No hat.
On Tue, Oct 27, 2009 at 09:41:41AM +0100, W.C.A. Wijngaards wrote:
So that, although you may use the root .com or example.com key
to validate www.example.com, the name 'example.com' was secure in
the chain of trust.
It is then a protection against some stale key for example.com
But that does not mean that example.com is allowed to become unsigned.
[â]
Many reasons to configure such anchors are exactly, say that example.com
is signed, but .com is not, and the root is. The ANY mechanism allows
the security to be downgraded by spoofing for example.com, which is why
I attempt to get some extra language about covering the domain name of
the closest anchor with a secure part of the chain (I mean, not
unsigned). And I am spending a lot of words on it, because people say
this is confusing.
For me, at least, all that the changes to dnssec-bis-updates should
say is that, if there are two paths for a validation of a given name,
using different trust anchors at different distances in the tree,
either one is as good as any other. You are, however, pointing out a
nasty consequence of the current proposal: when the closest TA does
not validate, and a distant TA does validate but there is an
intermediate zone that is unsigned, you move the target domain from
"bogus" to "insecure". I think this is a good point (but I didn't
understand what you were saying until this message. Sorry I'm so
thick).
Now, what bothers me about saying, for simplicity's sake, "Do
CLOSEST," (because the real issue is too hard to explain or
understand) is that we are almost guaranteeing false failures by
picking "CLOSEST". The usual response to this concern is, "Yes,
people have to be super-competent in operating their zones during
DNSSEC adoption." To me, that position flies in the face of all our
experience with the actual operation of the DNS. We know that there
are plenty of zones out there that are operated quite badly without
DNSSEC. We're asking either that, overnight, all those human errors
go away, or else that people accept that they have to trade
unreliability to get the security we are trying to sell them.

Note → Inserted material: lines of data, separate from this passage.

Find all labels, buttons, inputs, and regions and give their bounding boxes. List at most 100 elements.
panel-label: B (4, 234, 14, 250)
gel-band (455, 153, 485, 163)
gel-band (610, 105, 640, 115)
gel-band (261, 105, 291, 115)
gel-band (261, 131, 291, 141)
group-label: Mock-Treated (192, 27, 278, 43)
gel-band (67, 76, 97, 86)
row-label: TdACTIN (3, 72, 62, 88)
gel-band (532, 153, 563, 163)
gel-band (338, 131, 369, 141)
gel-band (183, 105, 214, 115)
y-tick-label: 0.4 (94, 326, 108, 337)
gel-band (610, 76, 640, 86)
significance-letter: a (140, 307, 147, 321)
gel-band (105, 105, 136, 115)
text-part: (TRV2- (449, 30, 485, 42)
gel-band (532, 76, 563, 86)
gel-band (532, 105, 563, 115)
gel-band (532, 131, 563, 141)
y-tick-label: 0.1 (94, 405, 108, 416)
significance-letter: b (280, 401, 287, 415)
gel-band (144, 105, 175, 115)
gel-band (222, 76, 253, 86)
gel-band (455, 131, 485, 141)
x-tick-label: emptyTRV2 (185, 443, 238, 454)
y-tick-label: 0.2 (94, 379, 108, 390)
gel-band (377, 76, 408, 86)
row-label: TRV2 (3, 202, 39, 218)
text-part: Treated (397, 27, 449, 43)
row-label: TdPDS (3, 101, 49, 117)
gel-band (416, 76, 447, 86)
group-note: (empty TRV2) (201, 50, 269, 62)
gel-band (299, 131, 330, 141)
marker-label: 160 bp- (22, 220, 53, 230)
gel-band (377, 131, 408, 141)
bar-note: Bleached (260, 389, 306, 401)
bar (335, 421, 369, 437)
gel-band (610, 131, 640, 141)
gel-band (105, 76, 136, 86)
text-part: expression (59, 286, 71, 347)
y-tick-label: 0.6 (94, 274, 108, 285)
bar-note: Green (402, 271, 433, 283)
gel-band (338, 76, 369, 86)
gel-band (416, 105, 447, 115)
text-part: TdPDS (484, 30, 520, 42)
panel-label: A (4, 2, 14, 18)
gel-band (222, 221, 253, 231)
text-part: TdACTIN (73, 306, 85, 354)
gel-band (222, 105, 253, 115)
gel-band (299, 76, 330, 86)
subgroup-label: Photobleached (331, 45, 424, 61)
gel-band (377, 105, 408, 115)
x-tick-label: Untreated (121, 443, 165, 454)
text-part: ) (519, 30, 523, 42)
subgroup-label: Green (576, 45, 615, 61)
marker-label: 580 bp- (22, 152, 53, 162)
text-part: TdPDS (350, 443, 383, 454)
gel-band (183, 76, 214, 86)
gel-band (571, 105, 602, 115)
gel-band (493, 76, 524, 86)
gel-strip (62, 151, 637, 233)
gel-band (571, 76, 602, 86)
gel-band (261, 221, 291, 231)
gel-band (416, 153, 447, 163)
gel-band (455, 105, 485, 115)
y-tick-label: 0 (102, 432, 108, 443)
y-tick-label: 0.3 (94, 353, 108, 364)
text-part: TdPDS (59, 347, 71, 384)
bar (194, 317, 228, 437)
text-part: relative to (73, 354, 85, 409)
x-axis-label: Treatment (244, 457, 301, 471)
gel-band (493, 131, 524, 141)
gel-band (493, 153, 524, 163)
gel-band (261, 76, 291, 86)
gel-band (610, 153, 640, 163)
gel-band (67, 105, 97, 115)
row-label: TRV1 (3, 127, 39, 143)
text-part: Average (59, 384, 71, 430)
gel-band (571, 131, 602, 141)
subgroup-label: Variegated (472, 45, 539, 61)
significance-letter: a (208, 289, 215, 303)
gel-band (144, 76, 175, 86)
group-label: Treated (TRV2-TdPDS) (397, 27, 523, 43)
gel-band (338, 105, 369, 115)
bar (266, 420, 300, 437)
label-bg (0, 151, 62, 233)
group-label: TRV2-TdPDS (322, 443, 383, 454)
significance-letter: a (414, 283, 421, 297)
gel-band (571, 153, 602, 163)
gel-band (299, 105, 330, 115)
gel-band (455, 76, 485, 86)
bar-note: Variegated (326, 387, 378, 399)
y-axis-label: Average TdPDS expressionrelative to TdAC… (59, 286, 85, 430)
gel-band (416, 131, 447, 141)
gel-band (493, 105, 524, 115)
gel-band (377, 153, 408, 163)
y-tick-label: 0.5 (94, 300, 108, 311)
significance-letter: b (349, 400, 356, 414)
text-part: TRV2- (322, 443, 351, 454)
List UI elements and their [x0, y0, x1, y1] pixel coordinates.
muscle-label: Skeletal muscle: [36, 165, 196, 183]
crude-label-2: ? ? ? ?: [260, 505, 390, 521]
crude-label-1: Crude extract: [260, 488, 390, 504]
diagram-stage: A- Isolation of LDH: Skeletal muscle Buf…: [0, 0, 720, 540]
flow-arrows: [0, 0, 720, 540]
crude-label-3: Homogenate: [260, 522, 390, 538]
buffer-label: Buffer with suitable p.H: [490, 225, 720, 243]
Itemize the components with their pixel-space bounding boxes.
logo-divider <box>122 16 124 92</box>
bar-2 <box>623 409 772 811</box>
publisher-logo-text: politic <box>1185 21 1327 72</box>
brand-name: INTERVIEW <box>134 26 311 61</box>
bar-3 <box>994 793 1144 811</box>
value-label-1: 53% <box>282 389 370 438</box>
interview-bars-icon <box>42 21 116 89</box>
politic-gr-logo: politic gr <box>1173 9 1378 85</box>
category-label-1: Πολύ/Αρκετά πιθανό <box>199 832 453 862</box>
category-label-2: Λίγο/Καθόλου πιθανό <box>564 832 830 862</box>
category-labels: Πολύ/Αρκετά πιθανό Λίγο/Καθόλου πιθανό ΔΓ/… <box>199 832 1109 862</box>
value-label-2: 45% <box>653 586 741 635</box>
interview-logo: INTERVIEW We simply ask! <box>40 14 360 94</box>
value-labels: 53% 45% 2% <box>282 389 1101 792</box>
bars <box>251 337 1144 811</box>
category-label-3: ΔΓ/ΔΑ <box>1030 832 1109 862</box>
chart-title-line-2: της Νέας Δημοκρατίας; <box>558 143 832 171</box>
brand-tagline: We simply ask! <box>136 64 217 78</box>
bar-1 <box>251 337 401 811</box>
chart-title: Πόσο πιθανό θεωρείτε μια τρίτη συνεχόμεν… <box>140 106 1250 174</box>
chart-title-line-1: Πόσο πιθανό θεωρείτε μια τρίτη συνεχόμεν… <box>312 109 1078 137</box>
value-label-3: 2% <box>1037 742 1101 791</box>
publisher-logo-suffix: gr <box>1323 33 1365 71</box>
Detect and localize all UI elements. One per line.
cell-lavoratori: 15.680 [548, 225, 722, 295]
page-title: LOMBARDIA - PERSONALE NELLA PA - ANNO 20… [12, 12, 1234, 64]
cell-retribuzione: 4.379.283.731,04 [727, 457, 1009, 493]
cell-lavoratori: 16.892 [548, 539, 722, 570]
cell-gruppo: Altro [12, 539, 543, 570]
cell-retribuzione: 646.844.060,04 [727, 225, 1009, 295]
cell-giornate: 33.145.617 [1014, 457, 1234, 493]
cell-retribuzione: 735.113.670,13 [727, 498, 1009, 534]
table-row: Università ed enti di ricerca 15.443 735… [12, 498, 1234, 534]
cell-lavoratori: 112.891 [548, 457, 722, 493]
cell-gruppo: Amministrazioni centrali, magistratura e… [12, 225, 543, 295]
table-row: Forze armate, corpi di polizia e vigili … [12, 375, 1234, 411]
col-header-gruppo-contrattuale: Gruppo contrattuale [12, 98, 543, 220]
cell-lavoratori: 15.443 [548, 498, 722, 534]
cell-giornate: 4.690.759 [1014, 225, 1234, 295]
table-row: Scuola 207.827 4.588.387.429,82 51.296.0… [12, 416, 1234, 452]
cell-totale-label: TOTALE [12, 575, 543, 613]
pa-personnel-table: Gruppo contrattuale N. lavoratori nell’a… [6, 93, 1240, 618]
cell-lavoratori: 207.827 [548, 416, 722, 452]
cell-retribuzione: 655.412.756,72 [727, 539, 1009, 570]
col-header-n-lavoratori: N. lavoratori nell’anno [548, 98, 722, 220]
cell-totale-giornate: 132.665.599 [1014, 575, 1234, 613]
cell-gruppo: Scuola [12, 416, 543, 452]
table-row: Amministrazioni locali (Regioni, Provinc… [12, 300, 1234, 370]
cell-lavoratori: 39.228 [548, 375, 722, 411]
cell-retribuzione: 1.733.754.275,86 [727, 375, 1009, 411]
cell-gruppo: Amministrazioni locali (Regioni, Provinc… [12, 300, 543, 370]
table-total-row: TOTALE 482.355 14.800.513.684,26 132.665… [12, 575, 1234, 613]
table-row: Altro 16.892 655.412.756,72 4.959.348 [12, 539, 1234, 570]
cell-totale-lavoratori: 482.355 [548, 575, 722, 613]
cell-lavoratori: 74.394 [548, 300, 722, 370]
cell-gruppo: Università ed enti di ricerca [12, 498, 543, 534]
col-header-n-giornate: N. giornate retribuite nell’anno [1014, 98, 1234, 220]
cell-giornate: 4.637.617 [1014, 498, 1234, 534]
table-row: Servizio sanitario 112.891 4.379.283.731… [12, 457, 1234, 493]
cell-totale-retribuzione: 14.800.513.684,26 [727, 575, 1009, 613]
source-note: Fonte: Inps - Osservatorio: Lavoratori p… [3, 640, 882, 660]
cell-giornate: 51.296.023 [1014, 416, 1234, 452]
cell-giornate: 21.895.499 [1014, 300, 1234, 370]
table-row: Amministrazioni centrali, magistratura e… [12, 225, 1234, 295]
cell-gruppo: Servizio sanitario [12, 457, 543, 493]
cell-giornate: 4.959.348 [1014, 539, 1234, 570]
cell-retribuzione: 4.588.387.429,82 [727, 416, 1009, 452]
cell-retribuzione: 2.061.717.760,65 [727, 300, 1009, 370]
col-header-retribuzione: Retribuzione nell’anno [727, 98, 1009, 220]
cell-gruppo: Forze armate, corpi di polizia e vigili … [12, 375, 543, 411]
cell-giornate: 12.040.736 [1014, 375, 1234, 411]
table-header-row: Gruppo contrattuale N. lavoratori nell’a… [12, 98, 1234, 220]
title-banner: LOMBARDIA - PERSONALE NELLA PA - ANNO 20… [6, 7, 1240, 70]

I believe that what will happen, if we stick with CLOSEST, is that a
number of domains will have nasty experiences with DNSSEC. The report
that ends up going to management when each outage happens will be,
"Due to DNSSEC, our domain became unavailable to CustomerC from
$starttime to $endtime." Management in each case will say, "How much
do we need this DNSSEC anyway?" Since the advantage of DNSSEC to the
publisher of the DNS data is not that great, the incentive will not be
strong to continue using it, and pretty soon this useful technology
will get a reputation as another complicated, doesn't-work thing that
should just be turned off.
Finally, the argument that there is an important downgrade available
under ANY depends on the premise that, in validating cases, there is a
valuable difference between "bogus" and "insecure". Mike StJohns has
argued strongly that, for practical purposes, if you are really going
to check validation you're not going to care what the reasons are that
something doesn't validate. If that's right, then there is no
_practical_ downgrade path here anyway. I don't know whether he's
right, however.
I therefore think that we ought to work on text that makes it clear
that the postive-validation paths are all just as good as one another,
but that a good security policy might prefer bogus over insecure paths
in case postive validation is not at all possible.